Фрол невольно рассмеялся. Зрелище было нереальным, каким-то ненастоящим. Дхар легко отыскал маленькое пятнышко почти в самом центре. Столица… На миг вернулся страх, но тут же пропал. Фроат вжал голову в плечи, прижал руки к бедрам, придерживая ножны, в которых покоился Бхата Ак, и падающей звездой помчался вниз, где ждала его земля.

…Потемнело. Лунный свет исчез, перед глазами была лишь темная неровная твердь. Фрол несся вниз, стараясь не терять из виду с каждой минутой увеличивающееся пятнышко – светящийся контур Столицы. Оно росло, а затем внезапно распалось на тысячи маленьких огоньков, разбегавшихся по темному пространству. Вскоре светящееся зарево заняло весь горизонт, и Фрол задержал падение. Он у цели – перед ним лежала Столица, и среди миллионов огней надо было отыскать единственный, живой и переливающийся, свет скантра…

Фроат вспомнил, в какой части города находится Теплый Стан и заскользил на юг, растерянно поглядывая на огни громадного города, похожие друг на друга, словно близнецы. Можно было спуститься ниже, в гущу улиц, но Фрол не был уверен, что не заблудится среди гигантского муравейника Столицы. Кроме того, внезапно понял дхар, скантр мог быть и не в Институте. Значит, требовалось что-то иное. Дхар начал вспоминать скантр – узкий цилиндр, сжатый металлическими кольцами, белое с золотистым отливом свечение, переливающееся внутри кристалла, теплое изучение, ощутимое почти физически. Фрол закрыл глаза, попытавшись восстановить в памяти ощущение легкого покалывания в пальцах. Он на забыл скантр – значит и светящийся кристалл его помнит! Мысль показалась странной, но дхар уже не сомневался. Скантр где-то близко, где-то рядом, надо только почувствовать…

…Под веками вспыхнул маленький трепещущий огонек, пальцы словно коснулись пламени, сердце дрогнуло от присутствия незримой силы. Есть! Фрол осторожно, стараясь не потерять возникшую слабую связь, стал двигаться в направлении сигнала. Он не открывал глаз, чтобы не помешал свет, льющийся с земли. Медленно-медленно огонек под веками рос, пальцы уже сводило дрожью, и сердце стало биться в такт мощному пульсирующему излучению. Теперь сбиться с дороги было невозможно, и Фроат посмотрел вниз.

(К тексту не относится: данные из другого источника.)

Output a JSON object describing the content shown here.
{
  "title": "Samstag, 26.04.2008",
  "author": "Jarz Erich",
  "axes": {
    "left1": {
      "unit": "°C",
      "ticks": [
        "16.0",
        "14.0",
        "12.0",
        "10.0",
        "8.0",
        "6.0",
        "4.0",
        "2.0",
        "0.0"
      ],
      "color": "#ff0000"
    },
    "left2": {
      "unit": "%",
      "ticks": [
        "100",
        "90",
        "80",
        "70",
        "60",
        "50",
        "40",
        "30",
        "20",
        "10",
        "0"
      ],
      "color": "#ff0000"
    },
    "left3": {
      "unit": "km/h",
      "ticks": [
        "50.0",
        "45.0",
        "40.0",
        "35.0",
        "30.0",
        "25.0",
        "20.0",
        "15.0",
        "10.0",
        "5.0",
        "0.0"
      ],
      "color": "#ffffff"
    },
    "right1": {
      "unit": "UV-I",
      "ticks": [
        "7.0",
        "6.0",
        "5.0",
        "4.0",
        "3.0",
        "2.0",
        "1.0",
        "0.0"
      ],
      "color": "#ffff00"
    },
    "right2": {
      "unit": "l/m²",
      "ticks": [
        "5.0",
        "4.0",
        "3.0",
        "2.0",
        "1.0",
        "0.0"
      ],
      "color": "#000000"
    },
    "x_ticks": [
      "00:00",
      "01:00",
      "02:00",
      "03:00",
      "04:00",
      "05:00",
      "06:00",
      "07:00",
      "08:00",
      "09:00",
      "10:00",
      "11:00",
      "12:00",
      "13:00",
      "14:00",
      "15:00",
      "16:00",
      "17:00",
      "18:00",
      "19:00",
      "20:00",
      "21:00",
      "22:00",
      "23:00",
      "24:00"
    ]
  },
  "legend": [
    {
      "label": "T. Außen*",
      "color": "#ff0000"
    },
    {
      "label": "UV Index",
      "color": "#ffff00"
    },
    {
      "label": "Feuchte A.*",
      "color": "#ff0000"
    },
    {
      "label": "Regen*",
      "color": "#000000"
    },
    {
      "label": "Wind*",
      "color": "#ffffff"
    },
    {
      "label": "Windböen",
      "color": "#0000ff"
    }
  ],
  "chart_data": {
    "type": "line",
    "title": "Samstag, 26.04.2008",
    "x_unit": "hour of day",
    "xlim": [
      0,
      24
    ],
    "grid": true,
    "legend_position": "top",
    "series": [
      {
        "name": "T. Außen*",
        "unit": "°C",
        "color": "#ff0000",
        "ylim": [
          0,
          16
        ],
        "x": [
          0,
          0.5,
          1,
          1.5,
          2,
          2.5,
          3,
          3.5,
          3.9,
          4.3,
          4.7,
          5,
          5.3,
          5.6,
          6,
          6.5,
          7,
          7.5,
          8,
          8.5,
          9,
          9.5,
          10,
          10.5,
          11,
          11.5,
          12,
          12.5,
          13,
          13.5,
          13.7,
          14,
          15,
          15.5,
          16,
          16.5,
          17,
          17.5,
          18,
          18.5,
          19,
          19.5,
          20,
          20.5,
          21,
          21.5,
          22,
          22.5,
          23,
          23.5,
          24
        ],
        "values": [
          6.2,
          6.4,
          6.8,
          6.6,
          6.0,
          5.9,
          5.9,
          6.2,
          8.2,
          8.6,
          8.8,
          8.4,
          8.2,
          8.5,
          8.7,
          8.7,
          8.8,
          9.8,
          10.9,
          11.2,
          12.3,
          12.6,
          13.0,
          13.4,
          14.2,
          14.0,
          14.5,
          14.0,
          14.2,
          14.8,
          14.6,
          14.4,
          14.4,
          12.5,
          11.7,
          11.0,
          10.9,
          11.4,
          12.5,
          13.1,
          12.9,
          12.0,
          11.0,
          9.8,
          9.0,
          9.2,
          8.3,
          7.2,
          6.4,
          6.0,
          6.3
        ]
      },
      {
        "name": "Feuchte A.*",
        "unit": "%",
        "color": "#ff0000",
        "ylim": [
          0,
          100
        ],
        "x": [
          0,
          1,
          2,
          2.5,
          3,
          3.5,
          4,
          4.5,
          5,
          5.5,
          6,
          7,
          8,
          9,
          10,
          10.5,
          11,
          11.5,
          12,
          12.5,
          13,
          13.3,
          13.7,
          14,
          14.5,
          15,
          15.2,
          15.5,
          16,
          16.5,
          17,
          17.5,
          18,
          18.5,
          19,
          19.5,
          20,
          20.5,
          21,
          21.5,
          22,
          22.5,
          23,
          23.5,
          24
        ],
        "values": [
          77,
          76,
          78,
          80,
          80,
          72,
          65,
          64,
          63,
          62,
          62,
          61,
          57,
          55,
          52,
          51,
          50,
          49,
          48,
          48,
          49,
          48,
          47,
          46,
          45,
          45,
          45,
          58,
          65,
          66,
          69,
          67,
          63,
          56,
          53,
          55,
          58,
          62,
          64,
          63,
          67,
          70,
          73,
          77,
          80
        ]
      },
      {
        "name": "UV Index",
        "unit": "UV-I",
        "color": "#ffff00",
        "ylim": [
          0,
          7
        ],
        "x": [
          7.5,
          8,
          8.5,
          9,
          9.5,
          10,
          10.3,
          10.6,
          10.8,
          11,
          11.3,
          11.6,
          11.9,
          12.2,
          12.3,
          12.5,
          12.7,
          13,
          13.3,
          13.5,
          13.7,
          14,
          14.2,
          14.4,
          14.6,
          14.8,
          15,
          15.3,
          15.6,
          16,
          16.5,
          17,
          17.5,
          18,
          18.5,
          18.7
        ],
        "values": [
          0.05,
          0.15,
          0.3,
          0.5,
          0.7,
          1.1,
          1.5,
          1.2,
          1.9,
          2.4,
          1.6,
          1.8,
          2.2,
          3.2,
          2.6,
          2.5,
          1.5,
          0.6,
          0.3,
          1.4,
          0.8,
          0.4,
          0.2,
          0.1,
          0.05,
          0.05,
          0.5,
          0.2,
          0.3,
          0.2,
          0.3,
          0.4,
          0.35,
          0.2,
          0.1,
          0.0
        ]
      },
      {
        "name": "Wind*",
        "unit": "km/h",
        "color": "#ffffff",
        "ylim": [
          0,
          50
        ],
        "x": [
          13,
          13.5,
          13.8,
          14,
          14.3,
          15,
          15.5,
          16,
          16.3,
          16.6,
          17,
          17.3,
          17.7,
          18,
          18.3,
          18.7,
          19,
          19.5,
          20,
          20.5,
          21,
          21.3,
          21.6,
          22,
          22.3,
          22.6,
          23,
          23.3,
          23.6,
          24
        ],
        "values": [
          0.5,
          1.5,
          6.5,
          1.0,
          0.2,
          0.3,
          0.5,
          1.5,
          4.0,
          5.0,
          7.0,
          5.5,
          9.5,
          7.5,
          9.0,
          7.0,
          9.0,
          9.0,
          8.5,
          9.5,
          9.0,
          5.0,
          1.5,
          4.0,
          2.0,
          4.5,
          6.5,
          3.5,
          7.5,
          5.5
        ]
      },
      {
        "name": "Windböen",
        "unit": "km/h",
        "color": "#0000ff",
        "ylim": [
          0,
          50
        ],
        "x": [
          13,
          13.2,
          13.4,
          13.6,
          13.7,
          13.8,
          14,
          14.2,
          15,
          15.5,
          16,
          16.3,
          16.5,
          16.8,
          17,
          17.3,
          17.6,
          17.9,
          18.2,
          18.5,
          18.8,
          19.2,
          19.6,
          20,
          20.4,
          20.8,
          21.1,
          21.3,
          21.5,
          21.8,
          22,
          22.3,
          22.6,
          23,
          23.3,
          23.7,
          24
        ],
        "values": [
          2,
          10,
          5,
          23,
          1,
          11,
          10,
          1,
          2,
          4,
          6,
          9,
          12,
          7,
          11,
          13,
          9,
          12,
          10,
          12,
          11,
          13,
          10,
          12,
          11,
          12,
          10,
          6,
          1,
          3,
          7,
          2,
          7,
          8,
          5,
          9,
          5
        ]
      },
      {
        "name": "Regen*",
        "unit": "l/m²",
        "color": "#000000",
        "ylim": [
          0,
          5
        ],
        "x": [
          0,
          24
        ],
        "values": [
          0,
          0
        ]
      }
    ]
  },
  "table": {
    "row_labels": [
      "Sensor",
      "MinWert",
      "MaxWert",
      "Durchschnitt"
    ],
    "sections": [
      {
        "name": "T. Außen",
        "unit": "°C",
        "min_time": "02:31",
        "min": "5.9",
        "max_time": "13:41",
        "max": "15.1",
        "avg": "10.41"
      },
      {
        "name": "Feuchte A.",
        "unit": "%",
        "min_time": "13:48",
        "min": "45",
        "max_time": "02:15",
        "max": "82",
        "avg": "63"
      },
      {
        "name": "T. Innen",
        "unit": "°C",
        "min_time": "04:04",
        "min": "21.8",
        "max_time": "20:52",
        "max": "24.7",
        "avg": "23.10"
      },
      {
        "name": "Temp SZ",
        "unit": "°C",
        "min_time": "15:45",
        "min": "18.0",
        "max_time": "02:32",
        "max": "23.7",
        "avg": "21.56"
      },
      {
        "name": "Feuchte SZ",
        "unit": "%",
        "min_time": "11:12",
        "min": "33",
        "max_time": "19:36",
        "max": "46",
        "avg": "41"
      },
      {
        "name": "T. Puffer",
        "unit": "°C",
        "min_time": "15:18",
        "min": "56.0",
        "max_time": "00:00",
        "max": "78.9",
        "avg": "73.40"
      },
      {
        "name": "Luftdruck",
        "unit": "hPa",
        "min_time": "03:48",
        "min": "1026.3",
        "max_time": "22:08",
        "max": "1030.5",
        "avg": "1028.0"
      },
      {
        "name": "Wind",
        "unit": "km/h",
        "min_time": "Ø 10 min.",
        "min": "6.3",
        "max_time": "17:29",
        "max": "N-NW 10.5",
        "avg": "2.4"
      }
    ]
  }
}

Он удивился – огней стало значительно меньше, словно город внезапно пропал. К горизонту ползло неровное пятно леса. «Значит, все-таки Теплый Стан», – подумал Фрол и почему вспомнил, что Дхори Арх называют еще «Арвэ Арх» – «Теплый Камень». В давние годы, когда на земле еще не было асхаров – людей, там, где теперь раскинулись кварталы Столицы, жили дхары. И не дальняя ли память о предках – Теплый Стан? Случайно ли мудрец Тернем именно на этом месте построил свой таинственный Институт? Увы, даже во времена Фроата Мхага и Гхела Храброго мудрецы-дхармэ ничего не помнили о тех забытых временах.

Теперь Фроат мог двигаться с открытыми глазами. Он чувствовал скантр, и неведомая сила с каждой секундой все больше наполняла его. Фрол даже испугался, что мощь скантра вот-вот покорит волю, остановит, притянет к себе, чтобы сделать вечным пленником… Впереди показалась высокая, залитая светом прожекторов ограда, сразу же напомнившая Фролу лагерь призраков. В глазах замелькали яркие огни, сердце забилось в бешеном ритме. Фроат спустился ниже и увидел несколько огромных зданий, окруженных двумя рядами бетонных стен. Дхар прикрыл глаза, и сразу же веки обожгло – скантр был где-то рядом, Фроат вновь поглядел вниз, пытаясь почувствовать точку, откуда исходит сила, и наконец заметил большой пятиэтажный корпус, стоящий в некотором отдалении от остальных зданий. На крыше дома располагалась огромная параболическая антенна, а рядом возносилась к небу решетчатая вышка, на вершине которой горела красная лампа. Фроат уже не сомневался – скантр, загадочный объект «Ядро», здесь.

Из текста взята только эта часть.